Whatever the starting point or perspective, at some point in their lifecycle, policy will impact the development, application, and functioning of technology and conversely the technical realities of the Internet will empower or limit the ability of policy to function as intended.
The incident response community in particular has quite a bit at stake in these efforts. In policy discussions incident response teams, national CERTs in particular, have occasionally been characterized as a mythical cure-all to domestically build resilience across the board and as a confidence building measure (CBMs) internationally. This is harmful, placing unrealistic expectations on these entities and ignoring the complexity of the technical, as well as relational, reality of the security community. This effects CERTs well beyond just national teams, with poorly formed policy and norms directly impacting a CERT’s ability to act, react, share information, and potentially indirectly alter the way the Internet functions technically and even more so as an industry.

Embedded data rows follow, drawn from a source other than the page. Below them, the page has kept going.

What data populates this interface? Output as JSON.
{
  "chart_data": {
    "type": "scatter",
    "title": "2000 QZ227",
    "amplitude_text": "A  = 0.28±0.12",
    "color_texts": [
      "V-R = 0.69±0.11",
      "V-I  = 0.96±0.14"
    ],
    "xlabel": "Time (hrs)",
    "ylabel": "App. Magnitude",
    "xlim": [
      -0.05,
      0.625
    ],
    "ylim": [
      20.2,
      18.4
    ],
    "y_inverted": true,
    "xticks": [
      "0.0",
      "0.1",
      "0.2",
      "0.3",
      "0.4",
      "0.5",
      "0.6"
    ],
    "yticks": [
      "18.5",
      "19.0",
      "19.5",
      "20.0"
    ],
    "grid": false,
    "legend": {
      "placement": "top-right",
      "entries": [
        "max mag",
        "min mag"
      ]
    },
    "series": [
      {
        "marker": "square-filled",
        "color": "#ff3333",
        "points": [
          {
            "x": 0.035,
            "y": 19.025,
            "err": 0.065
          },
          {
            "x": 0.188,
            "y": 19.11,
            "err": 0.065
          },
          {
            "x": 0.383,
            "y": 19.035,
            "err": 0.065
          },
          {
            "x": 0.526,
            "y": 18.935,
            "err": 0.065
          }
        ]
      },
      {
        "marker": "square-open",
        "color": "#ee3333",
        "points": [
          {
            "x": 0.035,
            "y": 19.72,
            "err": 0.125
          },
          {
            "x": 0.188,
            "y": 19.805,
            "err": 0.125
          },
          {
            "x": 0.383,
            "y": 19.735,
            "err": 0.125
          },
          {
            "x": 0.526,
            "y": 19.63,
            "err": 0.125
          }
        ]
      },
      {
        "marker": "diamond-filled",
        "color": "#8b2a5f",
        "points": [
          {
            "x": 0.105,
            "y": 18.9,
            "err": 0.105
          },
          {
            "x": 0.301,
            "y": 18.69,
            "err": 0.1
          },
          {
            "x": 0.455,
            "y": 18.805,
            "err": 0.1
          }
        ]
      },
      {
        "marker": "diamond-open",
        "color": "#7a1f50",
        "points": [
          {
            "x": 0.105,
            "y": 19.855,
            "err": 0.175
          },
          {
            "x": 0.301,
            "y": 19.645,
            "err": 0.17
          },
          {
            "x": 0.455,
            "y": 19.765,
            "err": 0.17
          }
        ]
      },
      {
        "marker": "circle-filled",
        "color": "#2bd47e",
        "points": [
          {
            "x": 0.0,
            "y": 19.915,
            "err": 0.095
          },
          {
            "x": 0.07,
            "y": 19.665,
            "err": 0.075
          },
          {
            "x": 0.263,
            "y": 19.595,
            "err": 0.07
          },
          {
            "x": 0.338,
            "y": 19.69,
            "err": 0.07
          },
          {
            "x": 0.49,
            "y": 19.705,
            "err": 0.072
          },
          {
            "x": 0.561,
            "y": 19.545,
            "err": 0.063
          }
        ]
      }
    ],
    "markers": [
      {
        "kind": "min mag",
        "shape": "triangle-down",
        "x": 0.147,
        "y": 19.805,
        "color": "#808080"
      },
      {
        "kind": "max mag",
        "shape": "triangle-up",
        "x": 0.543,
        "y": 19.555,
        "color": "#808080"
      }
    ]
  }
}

There is a mutual responsibility for both communities to engage and build an understanding of how each functions. As entities that exist in and overlap numerous different industries and sectors, Incident response teams provide a particularly useful perspective and voice. In December, FIRST hosted an Incident Response for Policymakers workshop alongside the 2017 Internet Governance Forum (IGF), an important initial foray and building on efforts started in 2014. This type of engagement will help to ensure more informed policy making, instilling a do-no-harm approach to what works and encouraging effective efforts to build an enabling environment where the Internet can reach its full potential. After all beyond the technology, the real value of the Internet is derived in its application, in a space where policy, society, economics, and technology all converge.
The opinions expressed are the author’s own and do not necessarily reflect the views of APNIC.